ONE DAY ONE HADITH
Diriwayatkan dari Anas Bin Malik RA, Rasul SAW bersabda :
وَإِذَا قَالَ
سَمِعَ اللَّهُ لِمَنْ حَمِدَهُ فَقُولُوا رَبَّنَا وَلَكَ الْحَمْدُ
Jika Imam membaca “Samiallahu Liman Hamidah” maka ucapkanlah “Rabbana Walakal
Hamd”. [HR Muslim]
Catatan Alvers
Abu bakar As-Shiddiq RA merupakan sahabat yang rajin shalat
berjamaah bersama dengan Rasul SAW. Ia tidak pernah telat untuk shalat
dibelakang Nabi SAW hingga satu ketika ia menyangka telat tertinggal shalat
Ashar berjamaah bersama Nabi SAW. Dengan tergesa-gesa dan dengan raut muka sedih,
ia berjalan menuju masjid. Di luar dugaan ternyata ia masih menemui shalat Rasul
SAW yang mana saat itu beliau sedang bertakbir untuk menuju rukuk. Diapun
bersyukur memuji Allah akan hal ini dengan mengucap “Alhamdulillah” dan segera
ia bertakbir memulai shalat di barisan makmum. Dan di saat Nabi SAW masih dalam
keadaan rukuk, Malaikat Jibril turun dan berkata :
يَا مُحَمَّدُ، سَمِعَ اللهُ لِمَنْ
حَمِدَهُ
“Wahai Muhammad, Semoga Allah mendengarkan orang yang
memuji-Nya”.
Dan dalam riwayat yang lain, Nabi SAW bersabda :
اِجْعَلُوْهَا
فِي صَلَاتِكُمْ
Jadikanlah ia (Samiallahu Liman Hamidah) dalam shalat
kalian.
Maka lafadz tersebut diucapkan saat bangun dari rukuk. Sebelumnya,
ketika hendak rukuk dan bangun dari rukuk Rasul SAW membaca takbir. Namun sejak
saat itu kata “Samiallahu Liman Hamidah” menjadi sunnah berkahnya Abu Bakar RA.
[I’anatut Thalibin]
Jadi bermula dari “Alhamdulillah” yang dikatakan oleh Abu
bakar lalu doa malaikat Jibril yaitu “Samiallahu Liman Hamidah” lalu berlanjut
kepada dzikir setelahnya. Rifa’ah bin Rafi’ Az-Zuraqi
berkata: “Pada suatu hari kami shalat di belakang Nabi SAW. Ketika mengangkat
kepalanya dari ruku beliau mengucapkan: “Sami’allahu liman hamidah” (Semoga
Allah mendengar pujian orang yang memuji-Nya). Kemudian ada seorang laki-laki
yang berada di belakang beliau membaca :
رَبَّنَا وَلَكَ
الْحَمْدُ حَمْدًا كَثِيرًا طَيِّبًا مُبَارَكًا فِيهِ
(Wahai Tuhan kami, bagi-Mu segala
pujian, aku memuji-Mu dengan pujian yang banyak, yang baik dan penuh berkah).
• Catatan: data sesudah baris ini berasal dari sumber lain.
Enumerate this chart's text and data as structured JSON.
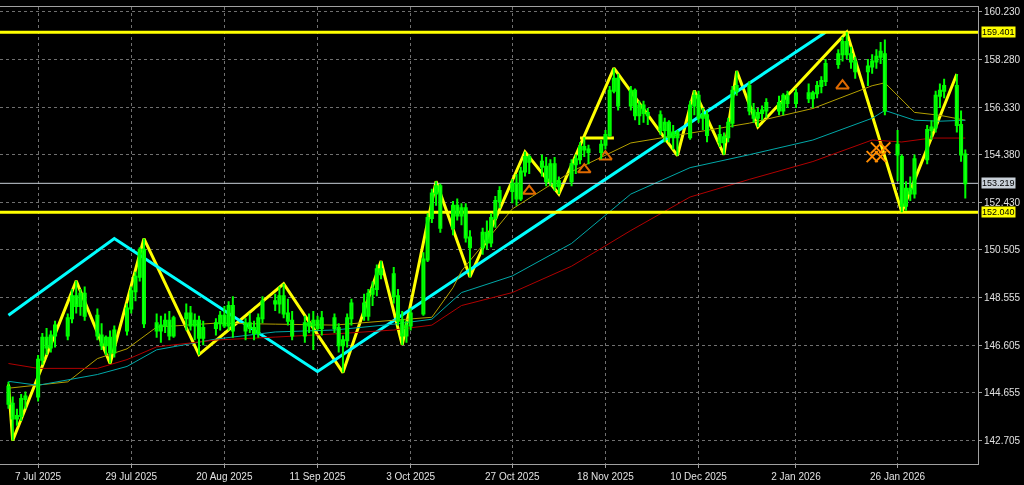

Setelah selesai shalat, beliau bertanya:
‘Siapa orang yang membaca kalimat tadi?’ Orang itu menjawab, ‘Saya.’ (tidak
lain adalah Rifa’ah sendiri) Beliau bersabda :
رَأَيْتُ بِضْعَةً
وَثَلَاثِينَ مَلَكًا يَبْتَدِرُونَهَا أَيُّهُمْ يَكْتُبُهَا أَوَّلُ
Aku melihat lebih dari 30 Malaikat,
berebut siapa di antara mereka yang lebih dahulu mencatat (kebaikan dari)
kalimat tersebut.” [HR Bukhari]
Lagi-lagi hal ini kemudian menjadi bacaan yang ditetapkan
oleh Nabi SAW sebagaimana dalam hadits utama di atas Rasul SAW bersabda : “Jika Imam membaca “Samiallahu Liman Hamidah”
maka ucapkanlah “Rabbana Walakal Hamd”. [HR
Muslim]
Kapan At-Tasmi’ (Bacaan “Samiallahu Liman Hamidah”) itu dibaca? Ibnu
Hajar Al-Asqalany berkata : menurut dzahirnya teks hadits di atas, tasmi’ itu
dibaca setelah seseorang mengangkat kepala dari posisi ruku’ sehingga tasmi’
merupakan dzikirnya i’tidal, namun dalam redaksi hadits Abu Hurairah dan lainnya
disebut bahwa tasmi’ adalah dzikir intiqal (perpindahan). Maka dengan menggabungkan
kedua hadits yang nampaknya kontradiktif tersebut dipahami bahwa maksud dari
perkataan “Ketika ia mengangkat kepala” maksudnya adalah ketika mulai bergegas
mengangkat kepala maka ia memulai membaca tasmi’ dan menyempurnakan hingga posisi
i’tidal. [Fathul Bari]
Bagaimana cara membaca tasmi’? Al-Khatib As-Syarbiny
berkata : “Imam membaca tasmi’ dengan suara keras dan membaca bacaan ‘Rabbana’ dengan
suara pelan, sedang bagi selain imam (makmum, orang yang shalat sendirian) membaca
dengan suara lirih keduanya. Muballigh (penyampai suara imam) membaca dengan
keras bacaan yang dikeraskan oleh imam dan membaca dengan lirih bacaan yang dilirihkan
oleh imam sebagaimana keterangan kitab al-Majmu’ karena kedudukan muballigh sebagai
pemindah bacaan dari imam”. [Al-Iqna’].
Ada catatan Ibnu Hajar yang menarik mengenai hadits tasmi’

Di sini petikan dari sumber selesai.